The water and wastewater sectors are essential to daily life, and safeguarding them from cyber threats is crucial. The newly updated National Institute of Standards and Technology’s (NIST) password guidelines, along with the range of resources offered by the EPA and CISA, provide a strong foundation for improving cybersecurity across the industry. We encourage you and your colleagues to implement these new password guidelines and general cyber hygiene. Here’s a breakdown of the key updates and additional cybersecurity resources that can help strengthen your system's defenses.
NIST’s Updated Password Guidelines: What’s New?
In September 2024, NIST introduced new password management guidelines aimed at improving both security and user experience. The changes reflect a shift towards longer, more memorable passwords, and away from overly complex password requirements.
Key Updates:
- Password Length: NIST now recommends using passwords or passphrases that are at least 15 characters long. The focus has shifted from enforcing complexity (e.g., mixing uppercase, numbers, and symbols) to prioritizing longer passwords that are easier to remember.
- Password Composition: Gone are the days of forcing users to include specific character types. The new focus is on allowing longer, memorable passwords, which reduces the chances of people creating easily guessable passwords.
- Fewer Password Changes: Unless there’s evidence of a security breach, mandatory password changes are no longer required. This policy change helps users avoid creating predictable patterns due to frequent password resets.
- Password Managers: NIST now strongly encourages the use of password manager software, which can generate and store strong, unique passwords for each account. It’s a vital tool to prevent the risk of password reuse across different accounts.
- Avoid Password Hints & Security Questions: To minimize the risk of social engineering attacks, NIST advises against using password hints or security questions that could easily be guessed.
- Multi-Factor Authentication (MFA): MFA is a non-negotiable security measure. By requiring more than just a password to access sensitive systems, MFA adds an additional layer of protection.
These updated guidelines emphasize simplicity and practicality, reducing user frustration while enhancing security. In an industry like water and wastewater, where systems are critical to public health, these updates offer a crucial balance of usability and protection.
Additional Cybersecurity Resources for the Water & Wastewater Sector
Alongside these password updates, there are also significant resources available to bolster cybersecurity across water and wastewater systems.

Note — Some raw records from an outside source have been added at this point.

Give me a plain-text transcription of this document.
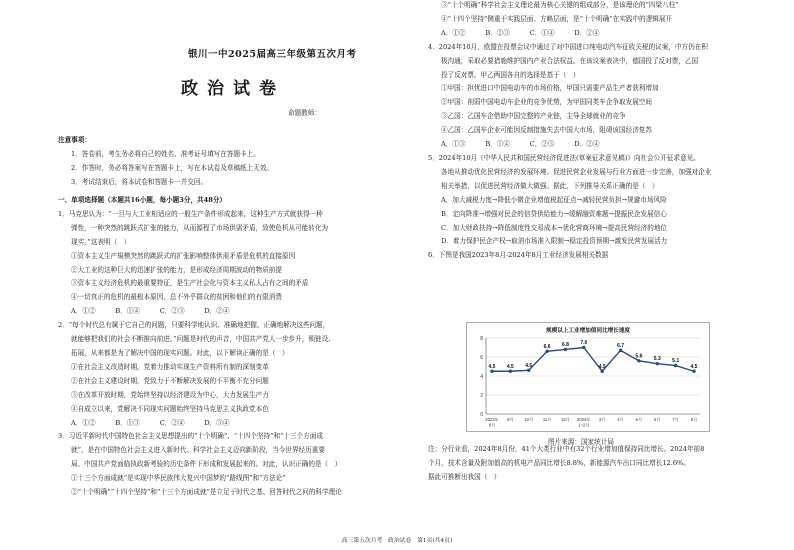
银川一中2025届高三年级第五次月考
政治试卷
命题教师：
注意事项：
1．答卷前，考生务必将自己的姓名、准考证号填写在答题卡上。
2．作答时，务必将答案写在答题卡上，写在本试卷及草稿纸上无效。
3．考试结束后，将本试卷和答题卡一并交回。
一、单项选择题（本题共16小题，每小题3分，共48分）
1．马克思认为：“一旦与大工业相适应的一般生产条件形成起来，这种生产方式就获得一种
弹性，一种突然的跳跃式扩张的能力，从而源程了市场供需矛盾，致使危机从可能转化为
现实。”这表明（　）
①资本主义生产規模突然的跳跃式的扩张影响整体供需矛盾是危机的直接原因
②大工业的这种巨大的迅速扩张的能力，是形成经济周期波动的物质前提
③资本主义经济危机的最重要特征，是生产社会化与资本主义私人占有之间的矛盾
④一切真正的危机的最根本原因，总不外乎群众的贫困和他们的有限消费
A．①②　　　B．①④　　　C．②③　　　D．②④
2．“每个时代总有属于它自己的问题，只要科学地认识、准确地把握、正确地解决这些问题，
就能够把我们的社会不断推向前进。”问题是时代的声音，中国共产党人一步步升，锁链设、
拓展，从来都是为了解决中国的现实问题。对此，以下解读正确的是（　）
①在社会主义改造时期，党着力推动实现生产资料所有制的深刻变革
②在社会主义建设时期，党致力于不断解决发展的不平衡不充分问题
③在改革开放时期，党始终坚持以经济建设为中心，大力发展生产力
④自成立以来，党解决不同现实问题始终坚持马克思主义执政党本色
A．①②　　　B．①③　　　C．②④　　　D．③④
3．习近平新时代中国特色社会主义思想提出的“十个明确”、“十四个坚持”和“十三个方面成
就”，是在中国特色社会主义进入新时代、科学社会主义迈向新阶段，当今世界经历重要
局、中国共产党面临执政新考验的历史条件下形成和发展起来的。对此，认识正确的是（　）
①十三个方面成就”是实现中华民族伟大复兴中国梦的“路线图”和“方法论”
②“十个明确”“十四个坚持”和“十三个方面成就”是立足于时代之基、回答时代之问的科学理论
③“十个明确”科学社会主义理论最为核心关键的组成部分，是该理论的“四梁八柱”
④“十四个坚持”侧重于实践层面、方略层面，是“十个明确”在实践中的逻辑展开
A．①②　　　B．②③　　　C．①④　　　D．②④
4．2024年10月，欧盟在投票会议中通过了对中国进口纯电动汽车征收关税的议案，中方仍在积
极沟通，采取必要措施维护国内产业合法权益。在该议案表决中，德国投了反对票，乙国
投了反对票。甲乙两国各自的选择是基于（　）
①甲国：担忧进口中国电动车的市场价格，甲国只需要产品生产者获利增加
②甲国：削弱中国电动车企业的竞争优势，为甲国同类车企争取发展空间
③乙国：乙国车企借助中国完整的产业链，主导全球就业的竞争
④乙国：乙国车企业可能因反制措施失去中国大市场，阻碍该国经济复苏
A．①③　　　B．①④　　　C．②③　　　D．②④
5．2024年10月《中华人民共和国民营经济促进法(草案征求意见稿)》向社会公开征求意见。
各地从推动优化民营经济的发展环境、促进民营企业发展与行业方面进一步完善，加强对企业
相关举措，以促进民营经济做大做强。据此，下列推导关系正确的是（　）
A．加大减税力度→降低小微企业增值税起征点→减轻民营负担→规避市场风险
B．定向降准→增强对民企的信贷供给能力→缓解融资难题→提振民企发展信心
C．加大财政扶持→降低制度性交易成本→优化营商环境→提高民营经济的地位
D．着力保护民企产权→取消市场准入限制→稳定投资预期→激发民营发展活力
6．下图是我国2023年8月-2024年8月工业经济发展相关数据
规模以上工业增加值同比增长速度
0
2
4
6
8
4.5 4.5 4.6
6.6 6.8 7.0
4.5
6.7
5.6 5.3 5.1
4.5
2023年
8月
9月	10月 11月 12月 2024年
1~2月
3月	4月	5月	6月	7月	8月
图片来源：国家统计局
注：分行业看，2024年8月份，41个大类行业中有32个行业增加值保持同比增长。2024年前8
个月，技术含量及附加值高的机电产品同比增长8.8%，新能源汽车出口同比增长12.6%。
据此可推断出我国（　）
高三第五次月考　政治试卷　第1页(共4页)
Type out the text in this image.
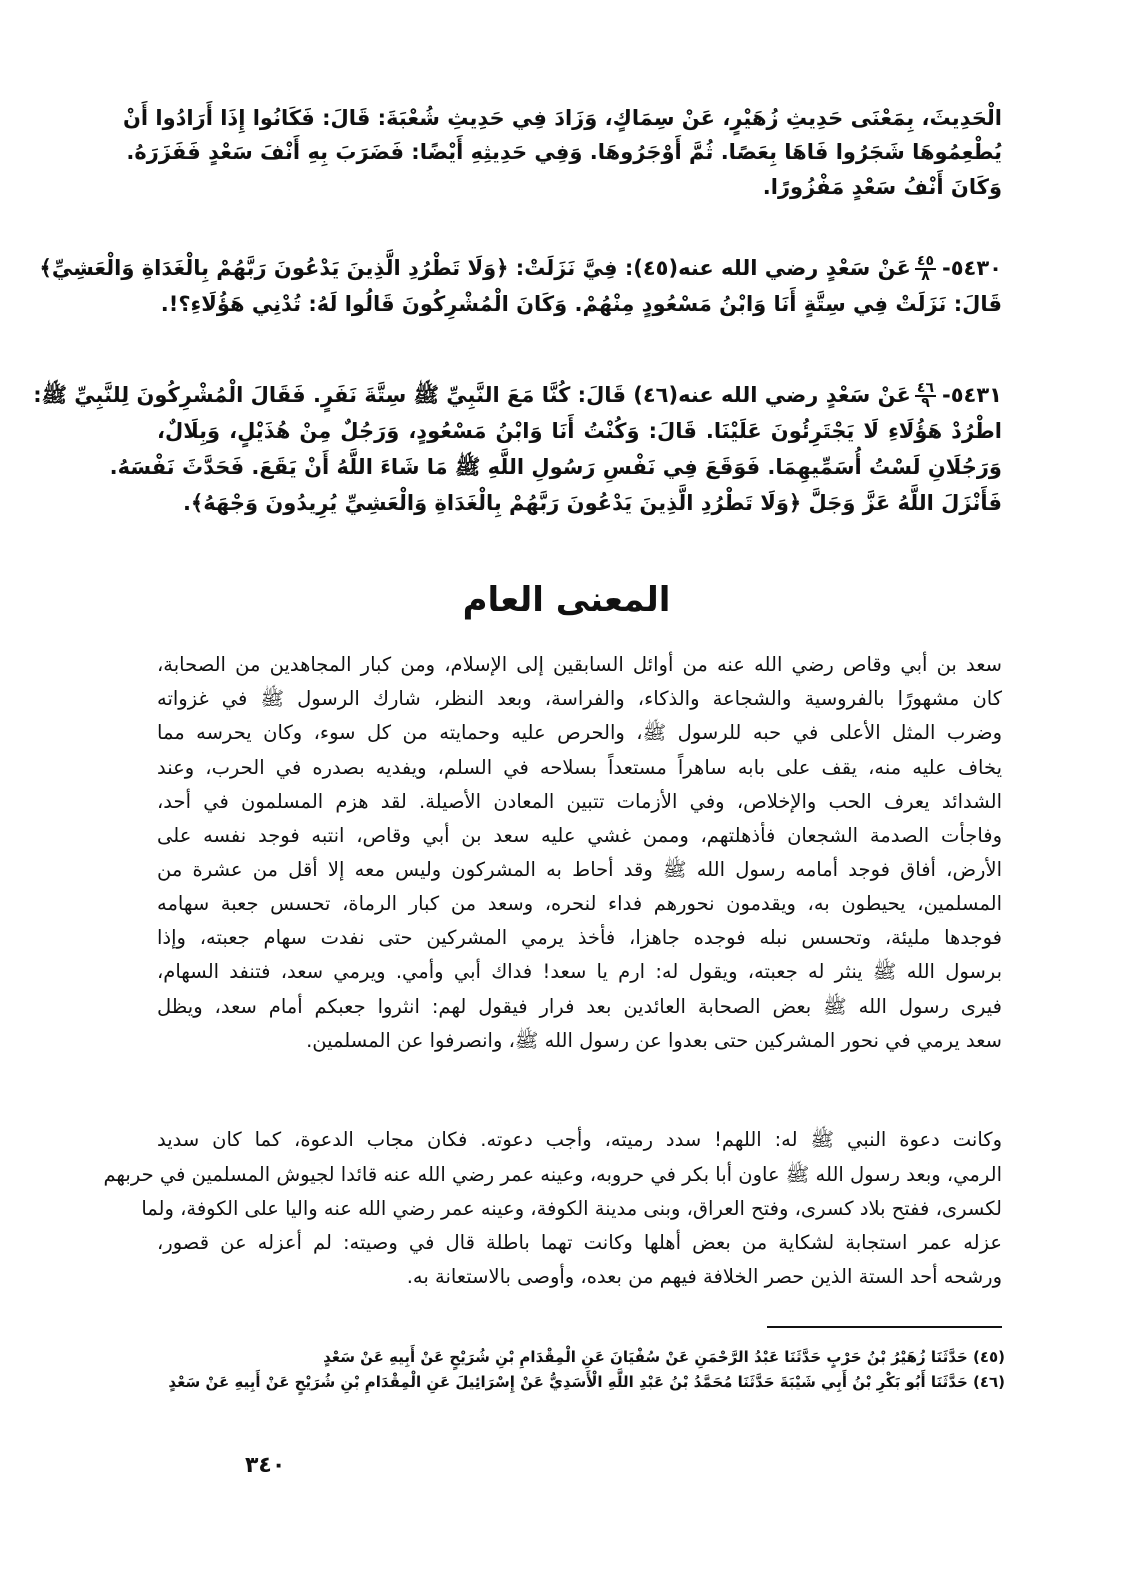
الْحَدِيثَ، بِمَعْنَى حَدِيثِ زُهَيْرٍ، عَنْ سِمَاكٍ، وَزَادَ فِي حَدِيثِ شُعْبَةَ: قَالَ: فَكَانُوا إِذَا أَرَادُوا أَنْ
يُطْعِمُوهَا شَجَرُوا فَاهَا بِعَصًا. ثُمَّ أَوْجَرُوهَا. وَفِي حَدِيثِهِ أَيْضًا: فَضَرَبَ بِهِ أَنْفَ سَعْدٍ فَفَزَرَهُ.
وَكَانَ أَنْفُ سَعْدٍ مَفْزُورًا.
٥٤٣٠-
$\frac{٤٥}{٨}$
عَنْ سَعْدٍ رضي الله عنه(٤٥): فِيَّ نَزَلَتْ: ﴿وَلَا تَطْرُدِ الَّذِينَ يَدْعُونَ رَبَّهُمْ بِالْغَدَاةِ وَالْعَشِيِّ﴾
قَالَ: نَزَلَتْ فِي سِتَّةٍ أَنَا وَابْنُ مَسْعُودٍ مِنْهُمْ. وَكَانَ الْمُشْرِكُونَ قَالُوا لَهُ: تُدْنِي هَؤُلَاءِ؟!.
٥٤٣١-
$\frac{٤٦}{٩}$
عَنْ سَعْدٍ رضي الله عنه(٤٦) قَالَ: كُنَّا مَعَ النَّبِيِّ ﷺ سِتَّةَ نَفَرٍ. فَقَالَ الْمُشْرِكُونَ لِلنَّبِيِّ ﷺ:
اطْرُدْ هَؤُلَاءِ لَا يَجْتَرِئُونَ عَلَيْنَا. قَالَ: وَكُنْتُ أَنَا وَابْنُ مَسْعُودٍ، وَرَجُلٌ مِنْ هُذَيْلٍ، وَبِلَالٌ،
وَرَجُلَانِ لَسْتُ أُسَمِّيهِمَا. فَوَقَعَ فِي نَفْسِ رَسُولِ اللَّهِ ﷺ مَا شَاءَ اللَّهُ أَنْ يَقَعَ. فَحَدَّثَ نَفْسَهُ.
فَأَنْزَلَ اللَّهُ عَزَّ وَجَلَّ ﴿وَلَا تَطْرُدِ الَّذِينَ يَدْعُونَ رَبَّهُمْ بِالْغَدَاةِ وَالْعَشِيِّ يُرِيدُونَ وَجْهَهُ﴾.
المعنى العام
سعد بن أبي وقاص رضي الله عنه من أوائل السابقين إلى الإسلام، ومن كبار المجاهدين من الصحابة،
كان مشهورًا بالفروسية والشجاعة والذكاء، والفراسة، وبعد النظر، شارك الرسول ﷺ في غزواته
وضرب المثل الأعلى في حبه للرسول ﷺ، والحرص عليه وحمايته من كل سوء، وكان يحرسه مما
يخاف عليه منه، يقف على بابه ساهراً مستعداً بسلاحه في السلم، ويفديه بصدره في الحرب، وعند
الشدائد يعرف الحب والإخلاص، وفي الأزمات تتبين المعادن الأصيلة. لقد هزم المسلمون في أحد،
وفاجأت الصدمة الشجعان فأذهلتهم، وممن غشي عليه سعد بن أبي وقاص، انتبه فوجد نفسه على
الأرض، أفاق فوجد أمامه رسول الله ﷺ وقد أحاط به المشركون وليس معه إلا أقل من عشرة من
المسلمين، يحيطون به، ويقدمون نحورهم فداء لنحره، وسعد من كبار الرماة، تحسس جعبة سهامه
فوجدها مليئة، وتحسس نبله فوجده جاهزا، فأخذ يرمي المشركين حتى نفدت سهام جعبته، وإذا
برسول الله ﷺ ينثر له جعبته، ويقول له: ارم يا سعد! فداك أبي وأمي. ويرمي سعد، فتنفد السهام،
فيرى رسول الله ﷺ بعض الصحابة العائدين بعد فرار فيقول لهم: انثروا جعبكم أمام سعد، ويظل
سعد يرمي في نحور المشركين حتى بعدوا عن رسول الله ﷺ، وانصرفوا عن المسلمين.
وكانت دعوة النبي ﷺ له: اللهم! سدد رميته، وأجب دعوته. فكان مجاب الدعوة، كما كان سديد
الرمي، وبعد رسول الله ﷺ عاون أبا بكر في حروبه، وعينه عمر رضي الله عنه قائدا لجيوش المسلمين في حربهم
لكسرى، ففتح بلاد كسرى، وفتح العراق، وبنى مدينة الكوفة، وعينه عمر رضي الله عنه واليا على الكوفة، ولما
عزله عمر استجابة لشكاية من بعض أهلها وكانت تهما باطلة قال في وصيته: لم أعزله عن قصور،
ورشحه أحد الستة الذين حصر الخلافة فيهم من بعده، وأوصى بالاستعانة به.
(٤٥) حَدَّثَنَا زُهَيْرُ بْنُ حَرْبٍ حَدَّثَنَا عَبْدُ الرَّحْمَنِ عَنْ سُفْيَانَ عَنِ الْمِقْدَامِ بْنِ شُرَيْحٍ عَنْ أَبِيهِ عَنْ سَعْدٍ
(٤٦) حَدَّثَنَا أَبُو بَكْرِ بْنُ أَبِي شَيْبَةَ حَدَّثَنَا مُحَمَّدُ بْنُ عَبْدِ اللَّهِ الْأَسَدِيُّ عَنْ إِسْرَائِيلَ عَنِ الْمِقْدَامِ بْنِ شُرَيْحٍ عَنْ أَبِيهِ عَنْ سَعْدٍ
٣٤٠
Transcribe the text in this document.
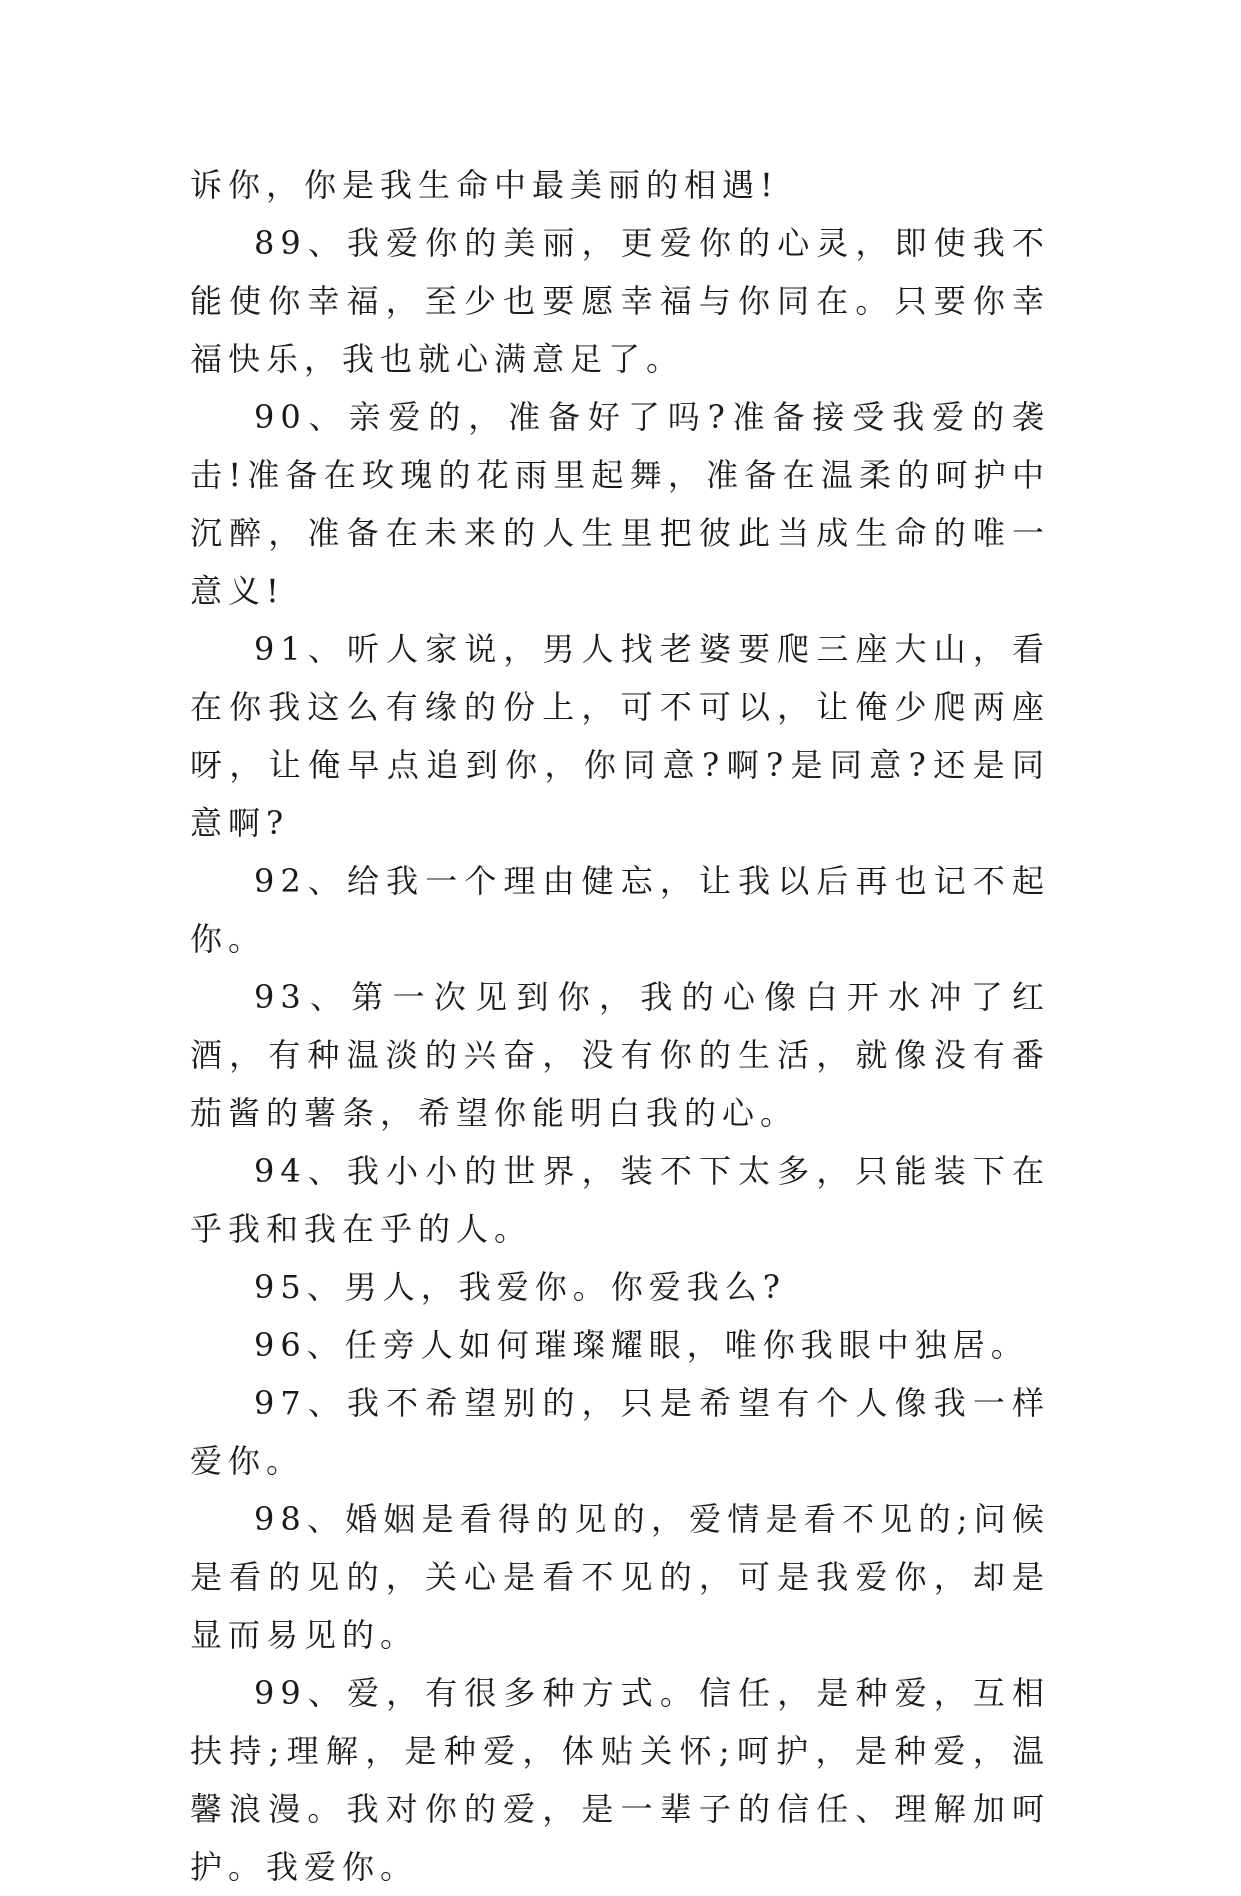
诉你，你是我生命中最美丽的相遇!

89、我爱你的美丽，更爱你的心灵，即使我不能使你幸福，至少也要愿幸福与你同在。只要你幸福快乐，我也就心满意足了。

90、亲爱的，准备好了吗?准备接受我爱的袭击!准备在玫瑰的花雨里起舞，准备在温柔的呵护中沉醉，准备在未来的人生里把彼此当成生命的唯一意义!

91、听人家说，男人找老婆要爬三座大山，看在你我这么有缘的份上，可不可以，让俺少爬两座呀，让俺早点追到你，你同意?啊?是同意?还是同意啊?

92、给我一个理由健忘，让我以后再也记不起你。

93、第一次见到你，我的心像白开水冲了红酒，有种温淡的兴奋，没有你的生活，就像没有番茄酱的薯条，希望你能明白我的心。

94、我小小的世界，装不下太多，只能装下在乎我和我在乎的人。

95、男人，我爱你。你爱我么?

96、任旁人如何璀璨耀眼，唯你我眼中独居。

97、我不希望别的，只是希望有个人像我一样爱你。

98、婚姻是看得的见的，爱情是看不见的;问候是看的见的，关心是看不见的，可是我爱你，却是显而易见的。

99、爱，有很多种方式。信任，是种爱，互相扶持;理解，是种爱，体贴关怀;呵护，是种爱，温馨浪漫。我对你的爱，是一辈子的信任、理解加呵护。我爱你。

On March 13, 2025, the EPA will host a cybersecurity briefing for the water and wastewater sector. The session will cover unclassified threats, along with available funding and technical resources from the Environmental Protection Agency (EPA) and the Cybersecurity and Infrastructure Security Agency (CISA). Here are a few resources to explore:
- CDPHE Security Toolbox - Provides Colorado specific guidance for planning for and responding to cybersecurity and physical security attacks.
- EPA Cybersecurity for the Water Sector - Get comprehensive guidance and tools to safeguard water systems against cyber threats.
- CISA Water and Wastewater Cybersecurity Toolkit - A practical set of tools to strengthen your water sector infrastructure against cyber threats.
By staying informed and adopting the latest cybersecurity practices, water and wastewater utilities can ensure a secure future, protecting critical infrastructure from evolving threats.